The closely watched jobless rate rose from 9.7 percent, where it had remained for the first three months of this year. There were 15.3 million people out of work in April. A record 6.7 million of them had been jobless for six months or more.
Rate up for older workers, too
Among workers age 55 and older, the unemployment rate increased to 7 percent in April from 6.9 percent in March, the government reported. Men fared worse than women. The unemployment rate for older men rose to 7.5 percent in April from 7.4 percent one month earlier; for women, the jobless rate fell from 6 percent in March to 5.7 percent in April.
Sara Rix, a strategic policy adviser for AARP, says the jump in the number of older “discouraged workers” who gave up looking for a job—335,000 in April from 260,000 the month before—was particularly disturbing. Likewise, the average duration of unemployment for those 55-plus grew to 42.9 weeks from 38.4 weeks.
“The longer they’re out of a job,” Rix says of older workers, “the harder it becomes to reenter the labor force. They become discouraged because they think their chances of finding a job are slim, that employers will find them too old … or that there are other discriminatory factors at work. At some point, many give up the job search.”
Call for extended benefits
Arleen Decker, 61, of Tiburon, Calif., is one of them.
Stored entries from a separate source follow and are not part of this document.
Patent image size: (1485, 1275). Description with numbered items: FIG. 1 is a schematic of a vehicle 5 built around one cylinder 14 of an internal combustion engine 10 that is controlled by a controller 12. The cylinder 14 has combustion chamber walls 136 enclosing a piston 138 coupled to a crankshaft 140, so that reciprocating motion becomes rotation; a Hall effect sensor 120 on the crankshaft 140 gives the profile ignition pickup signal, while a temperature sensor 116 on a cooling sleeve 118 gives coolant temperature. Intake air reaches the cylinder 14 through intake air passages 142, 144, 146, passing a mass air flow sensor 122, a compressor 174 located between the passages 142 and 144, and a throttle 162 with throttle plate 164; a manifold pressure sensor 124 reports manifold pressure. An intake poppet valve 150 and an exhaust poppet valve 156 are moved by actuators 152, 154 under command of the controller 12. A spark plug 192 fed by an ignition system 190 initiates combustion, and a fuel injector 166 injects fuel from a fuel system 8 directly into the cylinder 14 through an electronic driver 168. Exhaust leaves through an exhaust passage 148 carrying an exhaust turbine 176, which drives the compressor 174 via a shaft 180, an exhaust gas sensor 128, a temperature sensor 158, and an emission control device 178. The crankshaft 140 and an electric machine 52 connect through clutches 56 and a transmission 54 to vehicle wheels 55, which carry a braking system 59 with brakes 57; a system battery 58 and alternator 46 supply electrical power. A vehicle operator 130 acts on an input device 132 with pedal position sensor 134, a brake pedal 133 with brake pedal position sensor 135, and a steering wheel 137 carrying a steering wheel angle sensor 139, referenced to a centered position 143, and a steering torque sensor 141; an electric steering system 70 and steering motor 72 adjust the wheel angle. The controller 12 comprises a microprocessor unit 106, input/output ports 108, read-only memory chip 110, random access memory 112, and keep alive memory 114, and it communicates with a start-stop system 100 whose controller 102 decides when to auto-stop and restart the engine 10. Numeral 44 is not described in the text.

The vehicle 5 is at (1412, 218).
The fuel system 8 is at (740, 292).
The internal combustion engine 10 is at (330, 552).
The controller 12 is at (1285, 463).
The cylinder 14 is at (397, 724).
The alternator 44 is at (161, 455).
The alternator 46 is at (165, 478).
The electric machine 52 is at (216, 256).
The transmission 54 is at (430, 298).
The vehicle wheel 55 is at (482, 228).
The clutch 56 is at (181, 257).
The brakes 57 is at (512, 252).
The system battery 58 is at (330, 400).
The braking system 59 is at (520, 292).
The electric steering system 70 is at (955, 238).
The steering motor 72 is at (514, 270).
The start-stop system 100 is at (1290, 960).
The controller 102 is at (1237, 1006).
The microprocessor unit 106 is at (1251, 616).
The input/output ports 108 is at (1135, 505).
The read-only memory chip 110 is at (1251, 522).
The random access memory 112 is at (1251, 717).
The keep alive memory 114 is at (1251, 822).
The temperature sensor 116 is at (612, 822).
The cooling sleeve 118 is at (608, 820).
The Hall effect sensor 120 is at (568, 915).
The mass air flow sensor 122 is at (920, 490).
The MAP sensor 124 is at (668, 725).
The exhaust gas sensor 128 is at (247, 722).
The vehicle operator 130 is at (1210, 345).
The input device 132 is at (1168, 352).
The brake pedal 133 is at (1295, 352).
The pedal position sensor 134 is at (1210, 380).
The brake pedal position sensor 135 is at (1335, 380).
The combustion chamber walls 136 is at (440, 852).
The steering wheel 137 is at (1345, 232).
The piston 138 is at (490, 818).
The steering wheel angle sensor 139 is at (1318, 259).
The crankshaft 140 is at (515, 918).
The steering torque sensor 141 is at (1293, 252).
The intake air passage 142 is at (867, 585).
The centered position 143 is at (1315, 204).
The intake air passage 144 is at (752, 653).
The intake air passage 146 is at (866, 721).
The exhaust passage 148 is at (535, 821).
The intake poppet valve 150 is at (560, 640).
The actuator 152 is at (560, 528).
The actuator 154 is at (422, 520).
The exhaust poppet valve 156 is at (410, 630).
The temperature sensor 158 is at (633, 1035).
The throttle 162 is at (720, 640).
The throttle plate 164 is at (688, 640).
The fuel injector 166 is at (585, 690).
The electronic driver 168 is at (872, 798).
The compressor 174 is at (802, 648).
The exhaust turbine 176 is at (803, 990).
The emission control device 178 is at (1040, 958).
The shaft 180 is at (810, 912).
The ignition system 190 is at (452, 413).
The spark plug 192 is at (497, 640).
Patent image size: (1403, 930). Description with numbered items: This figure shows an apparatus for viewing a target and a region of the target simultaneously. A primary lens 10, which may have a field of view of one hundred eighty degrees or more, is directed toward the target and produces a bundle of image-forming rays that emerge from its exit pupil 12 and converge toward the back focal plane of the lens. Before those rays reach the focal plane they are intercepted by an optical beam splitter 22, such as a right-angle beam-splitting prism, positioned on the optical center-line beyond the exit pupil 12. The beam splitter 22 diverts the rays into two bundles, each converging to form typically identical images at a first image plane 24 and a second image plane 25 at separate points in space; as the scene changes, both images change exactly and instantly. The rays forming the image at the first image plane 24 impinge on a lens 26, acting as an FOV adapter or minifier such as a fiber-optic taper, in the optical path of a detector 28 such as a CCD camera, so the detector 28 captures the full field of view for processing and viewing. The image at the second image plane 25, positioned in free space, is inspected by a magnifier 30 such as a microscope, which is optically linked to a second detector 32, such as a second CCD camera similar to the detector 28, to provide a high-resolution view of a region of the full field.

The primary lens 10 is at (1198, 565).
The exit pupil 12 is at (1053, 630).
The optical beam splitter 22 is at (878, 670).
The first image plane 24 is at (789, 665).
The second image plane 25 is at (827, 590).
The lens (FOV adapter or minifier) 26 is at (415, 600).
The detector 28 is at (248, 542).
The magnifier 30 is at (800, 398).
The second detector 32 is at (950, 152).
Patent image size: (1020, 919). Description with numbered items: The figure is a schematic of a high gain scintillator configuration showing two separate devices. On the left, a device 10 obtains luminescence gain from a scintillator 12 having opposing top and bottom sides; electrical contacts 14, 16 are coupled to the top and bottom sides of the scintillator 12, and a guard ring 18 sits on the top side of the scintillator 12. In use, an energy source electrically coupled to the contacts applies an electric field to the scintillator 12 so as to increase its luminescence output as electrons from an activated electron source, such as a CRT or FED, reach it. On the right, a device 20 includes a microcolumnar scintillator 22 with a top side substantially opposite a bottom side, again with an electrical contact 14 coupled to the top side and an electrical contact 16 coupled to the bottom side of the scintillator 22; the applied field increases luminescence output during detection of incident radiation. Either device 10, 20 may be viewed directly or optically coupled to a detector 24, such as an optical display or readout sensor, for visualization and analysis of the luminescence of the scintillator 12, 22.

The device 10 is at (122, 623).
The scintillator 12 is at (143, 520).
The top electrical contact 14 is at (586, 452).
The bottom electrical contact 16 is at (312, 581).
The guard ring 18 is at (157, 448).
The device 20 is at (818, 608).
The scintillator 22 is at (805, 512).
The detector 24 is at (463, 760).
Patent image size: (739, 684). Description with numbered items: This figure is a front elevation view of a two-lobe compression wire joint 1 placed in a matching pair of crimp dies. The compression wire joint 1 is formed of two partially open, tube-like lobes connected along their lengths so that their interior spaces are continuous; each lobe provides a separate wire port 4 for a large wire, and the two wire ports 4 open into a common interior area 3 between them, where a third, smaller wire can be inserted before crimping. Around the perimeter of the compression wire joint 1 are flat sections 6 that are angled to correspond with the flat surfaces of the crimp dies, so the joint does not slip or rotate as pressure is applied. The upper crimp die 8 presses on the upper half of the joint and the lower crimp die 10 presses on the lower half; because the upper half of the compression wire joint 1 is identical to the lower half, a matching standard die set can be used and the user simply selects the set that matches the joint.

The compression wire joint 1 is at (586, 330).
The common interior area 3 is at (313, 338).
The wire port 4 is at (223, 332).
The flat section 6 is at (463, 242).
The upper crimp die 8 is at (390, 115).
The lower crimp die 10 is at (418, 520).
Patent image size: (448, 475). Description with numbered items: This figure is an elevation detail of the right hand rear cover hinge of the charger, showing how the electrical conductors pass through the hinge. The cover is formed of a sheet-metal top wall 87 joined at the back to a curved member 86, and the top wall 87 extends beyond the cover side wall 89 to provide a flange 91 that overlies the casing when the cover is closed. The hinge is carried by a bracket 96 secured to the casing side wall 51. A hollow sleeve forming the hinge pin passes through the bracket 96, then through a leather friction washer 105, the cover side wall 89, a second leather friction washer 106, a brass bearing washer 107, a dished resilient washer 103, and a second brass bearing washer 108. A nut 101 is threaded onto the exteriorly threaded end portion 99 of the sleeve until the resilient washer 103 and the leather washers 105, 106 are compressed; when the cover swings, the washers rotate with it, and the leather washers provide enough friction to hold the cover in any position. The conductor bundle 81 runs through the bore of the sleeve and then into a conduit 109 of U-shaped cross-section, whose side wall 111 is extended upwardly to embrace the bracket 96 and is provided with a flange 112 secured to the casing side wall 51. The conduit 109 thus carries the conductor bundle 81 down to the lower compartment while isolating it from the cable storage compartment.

She was laid off from her job as a teacher about two years ago amid California’s budget cuts and has been unable to find new work. Her unemployment benefits ran out in March so she started a petition, which has garnered nearly 25,000 signatures, to extend benefits to the long-term unemployed.
Because most of the petition signers have been unemployed for 99 weeks or more, she says, they’ve been dubbed by local media and others as the “99ers.”
“I’ve had to retire although I didn’t mean to and I would go back in a flash,” says Decker, who lost her home to foreclosure in 2008. “My retirement is forever affected. I have to move and downsize from a two-bedroom apartment to a one-bedroom apartment. I’m packing right now.”
About 8.2 million Americans lost their jobs during the recession. The unemployment rate peaked last November at 10.1 percent, a 26-year high.